4. For the corresponding samples, compare the MPN concentrations of total coliforms
and also E. coli based on traditional multiple fermentation tube MPN results and Colilert
Quantitray MPN results. How well do the results of these two methods agree? Are they
identical? Does the MPN value of one method fall within the 95% confidence interval of
the other method?
5. Recall that the four samples analyzed were: raw sewage, treated sewage effluent,
Morgan Creek (the receiving water) upstream of the sewage effluent discharge, and
Morgan Creek downstream of the sewage effluent discharge.
6. Compare the levels of the three indicators in the four samples. Which sample had the
highest levels of indicators? Which the lowest?

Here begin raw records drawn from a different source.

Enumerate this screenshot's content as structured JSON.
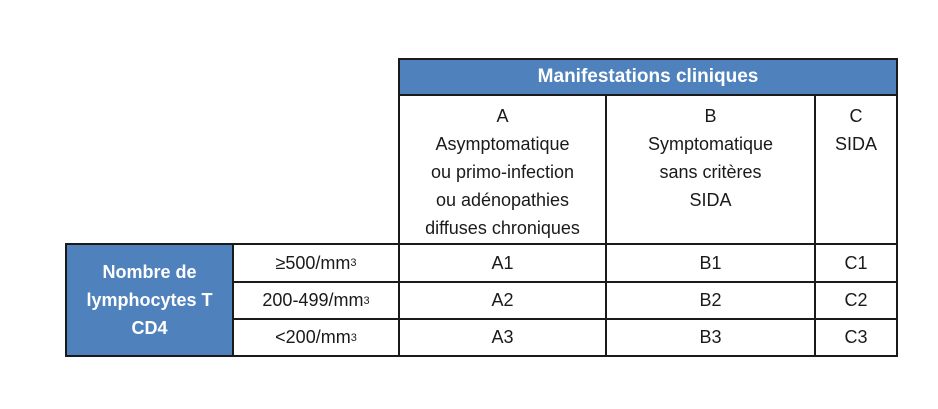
{
  "table": {
    "header": "Manifestations cliniques",
    "row_header": [
      "Nombre de",
      "lymphocytes T",
      "CD4"
    ],
    "columns": [
      {
        "letter": "A",
        "lines": [
          "Asymptomatique",
          "ou primo-infection",
          "ou adénopathies",
          "diffuses chroniques"
        ]
      },
      {
        "letter": "B",
        "lines": [
          "Symptomatique",
          "sans critères",
          "SIDA"
        ]
      },
      {
        "letter": "C",
        "lines": [
          "SIDA"
        ]
      }
    ],
    "rows": [
      {
        "range": "≥500/mm",
        "cells": [
          "A1",
          "B1",
          "C1"
        ]
      },
      {
        "range": "200-499/mm",
        "cells": [
          "A2",
          "B2",
          "C2"
        ]
      },
      {
        "range": "<200/mm",
        "cells": [
          "A3",
          "B3",
          "C3"
        ]
      }
    ],
    "unit_exponent": "3"
  },
  "colors": {
    "accent": "#4f81bd",
    "header_text": "#ffffff",
    "border": "#1a1a1a"
  }
}
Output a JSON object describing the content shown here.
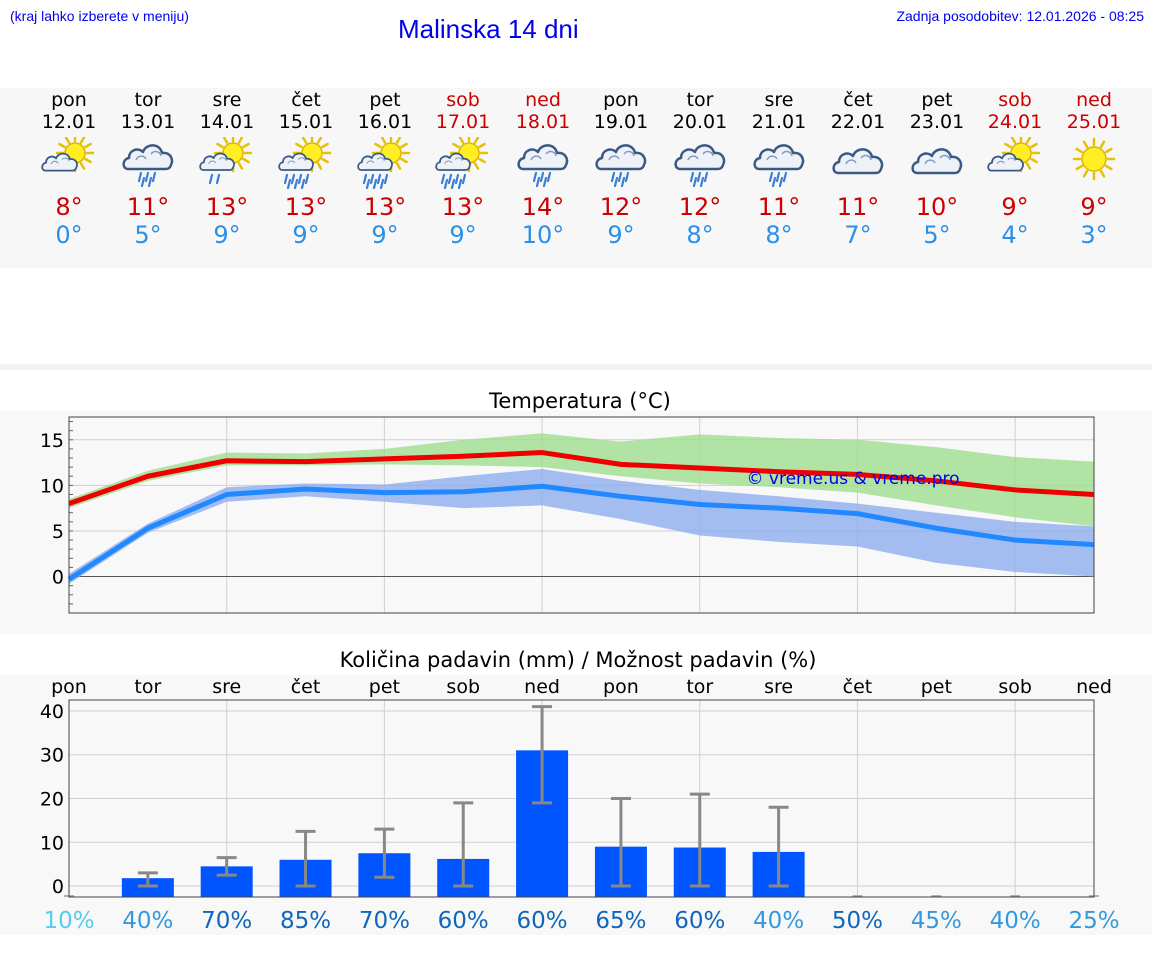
{
  "header": {
    "hint": "(kraj lahko izberete v meniju)",
    "title": "Malinska 14 dni",
    "updated": "Zadnja posodobitev: 12.01.2026 - 08:25"
  },
  "days": [
    {
      "name": "pon",
      "date": "12.01",
      "weekend": false,
      "icon": "partly-cloudy-icon",
      "tmax": "8°",
      "tmin": "0°"
    },
    {
      "name": "tor",
      "date": "13.01",
      "weekend": false,
      "icon": "cloud-rain-icon",
      "tmax": "11°",
      "tmin": "5°"
    },
    {
      "name": "sre",
      "date": "14.01",
      "weekend": false,
      "icon": "sun-cloud-rain-icon",
      "tmax": "13°",
      "tmin": "9°"
    },
    {
      "name": "čet",
      "date": "15.01",
      "weekend": false,
      "icon": "sun-cloud-heavy-rain-icon",
      "tmax": "13°",
      "tmin": "9°"
    },
    {
      "name": "pet",
      "date": "16.01",
      "weekend": false,
      "icon": "sun-cloud-heavy-rain-icon",
      "tmax": "13°",
      "tmin": "9°"
    },
    {
      "name": "sob",
      "date": "17.01",
      "weekend": true,
      "icon": "sun-cloud-heavy-rain-icon",
      "tmax": "13°",
      "tmin": "9°"
    },
    {
      "name": "ned",
      "date": "18.01",
      "weekend": true,
      "icon": "cloud-rain-icon",
      "tmax": "14°",
      "tmin": "10°"
    },
    {
      "name": "pon",
      "date": "19.01",
      "weekend": false,
      "icon": "cloud-rain-icon",
      "tmax": "12°",
      "tmin": "9°"
    },
    {
      "name": "tor",
      "date": "20.01",
      "weekend": false,
      "icon": "cloud-rain-icon",
      "tmax": "12°",
      "tmin": "8°"
    },
    {
      "name": "sre",
      "date": "21.01",
      "weekend": false,
      "icon": "cloud-rain-icon",
      "tmax": "11°",
      "tmin": "8°"
    },
    {
      "name": "čet",
      "date": "22.01",
      "weekend": false,
      "icon": "cloudy-icon",
      "tmax": "11°",
      "tmin": "7°"
    },
    {
      "name": "pet",
      "date": "23.01",
      "weekend": false,
      "icon": "cloudy-icon",
      "tmax": "10°",
      "tmin": "5°"
    },
    {
      "name": "sob",
      "date": "24.01",
      "weekend": true,
      "icon": "partly-cloudy-icon",
      "tmax": "9°",
      "tmin": "4°"
    },
    {
      "name": "ned",
      "date": "25.01",
      "weekend": true,
      "icon": "sun-icon",
      "tmax": "9°",
      "tmin": "3°"
    }
  ],
  "colors": {
    "max_line": "#ee0000",
    "min_line": "#2288ff",
    "max_band": "#99dd88",
    "min_band": "#88aaee",
    "bar": "#0055ff",
    "error": "#888888",
    "link": "#0000ee"
  },
  "chart_data": [
    {
      "type": "line",
      "title": "Temperatura (°C)",
      "watermark": "© vreme.us & vreme.pro",
      "x": [
        0,
        1,
        2,
        3,
        4,
        5,
        6,
        7,
        8,
        9,
        10,
        11,
        12,
        13
      ],
      "ylim": [
        -4,
        17.5
      ],
      "yticks": [
        0,
        5,
        10,
        15
      ],
      "series": [
        {
          "name": "max",
          "values": [
            8,
            11,
            12.7,
            12.6,
            12.9,
            13.2,
            13.6,
            12.3,
            11.9,
            11.5,
            11.2,
            10.5,
            9.5,
            9.0
          ],
          "band_low": [
            7.5,
            10.5,
            12.2,
            12.2,
            12.3,
            12.2,
            12.0,
            11.0,
            10.2,
            9.8,
            9.2,
            7.8,
            6.5,
            5.5
          ],
          "band_high": [
            8.5,
            11.6,
            13.6,
            13.5,
            14.0,
            15.0,
            15.7,
            14.8,
            15.6,
            15.2,
            15.0,
            14.2,
            13.1,
            12.6
          ]
        },
        {
          "name": "min",
          "values": [
            -0.3,
            5.3,
            9.0,
            9.6,
            9.2,
            9.3,
            9.9,
            8.8,
            7.9,
            7.5,
            6.9,
            5.3,
            4.0,
            3.5
          ],
          "band_low": [
            -0.8,
            4.8,
            8.2,
            8.8,
            8.2,
            7.5,
            7.8,
            6.3,
            4.5,
            3.8,
            3.3,
            1.5,
            0.5,
            0.0
          ],
          "band_high": [
            0.3,
            5.8,
            9.8,
            10.2,
            10.1,
            11.0,
            11.8,
            10.5,
            9.5,
            8.8,
            8.0,
            7.0,
            6.0,
            5.5
          ]
        }
      ]
    },
    {
      "type": "bar",
      "title": "Količina padavin (mm) / Možnost padavin (%)",
      "categories": [
        "pon",
        "tor",
        "sre",
        "čet",
        "pet",
        "sob",
        "ned",
        "pon",
        "tor",
        "sre",
        "čet",
        "pet",
        "sob",
        "ned"
      ],
      "values": [
        0,
        1.8,
        4.5,
        6,
        7.5,
        6.2,
        31,
        9,
        8.8,
        7.8,
        0,
        0,
        0,
        0
      ],
      "err_low": [
        0,
        0,
        2.5,
        0,
        2,
        0,
        19,
        0,
        0,
        0,
        0,
        0,
        0,
        0
      ],
      "err_high": [
        0,
        3,
        6.5,
        12.5,
        13,
        19,
        41,
        20,
        21,
        18,
        0,
        0,
        0,
        0
      ],
      "ylim": [
        -2.5,
        42.5
      ],
      "yticks": [
        0,
        10,
        20,
        30,
        40
      ],
      "probabilities": [
        "10%",
        "40%",
        "70%",
        "85%",
        "70%",
        "60%",
        "60%",
        "65%",
        "60%",
        "40%",
        "50%",
        "45%",
        "40%",
        "25%"
      ],
      "prob_colors": [
        "#55ccee",
        "#3399dd",
        "#1166bb",
        "#1166bb",
        "#1166bb",
        "#1166bb",
        "#1166bb",
        "#1166bb",
        "#1166bb",
        "#3399dd",
        "#1166bb",
        "#3399dd",
        "#3399dd",
        "#3399dd"
      ]
    }
  ]
}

7. Considering that the raw sewage was treated and then discharged to Morgan Creek,
what is the impact of the sewage effluent discharge on the concentrations of indicator
bacteria in Morgan Creek?
8. How effective was the sewage treatment plant in reducing the concentrations of
indicator bacteria in raw sewage. (Sewage treatment at this plant consists of (i) primary
settling, (ii) secondary (biological) treatment and (iii) chlorine disinfection of the
secondary-treated effluent.).
Specifically, calculate the % (or log10) reductions of total and fecal coliforms and E. coli
by dividing the concentrations of these bacteria in the treated effluent by the
concentration in the raw sewage, then subtracting from 1 and multiplying by 100.
9. Also, compute the log10 concentrations of each group of indicator bacteria in the raw
sewage and treated effluent, and subtract the latter from the former to compute the log10
reduction by sewage treatment.
Log10 concentration in raw sewage - log10 concentration in treated effluent = log10 reduction.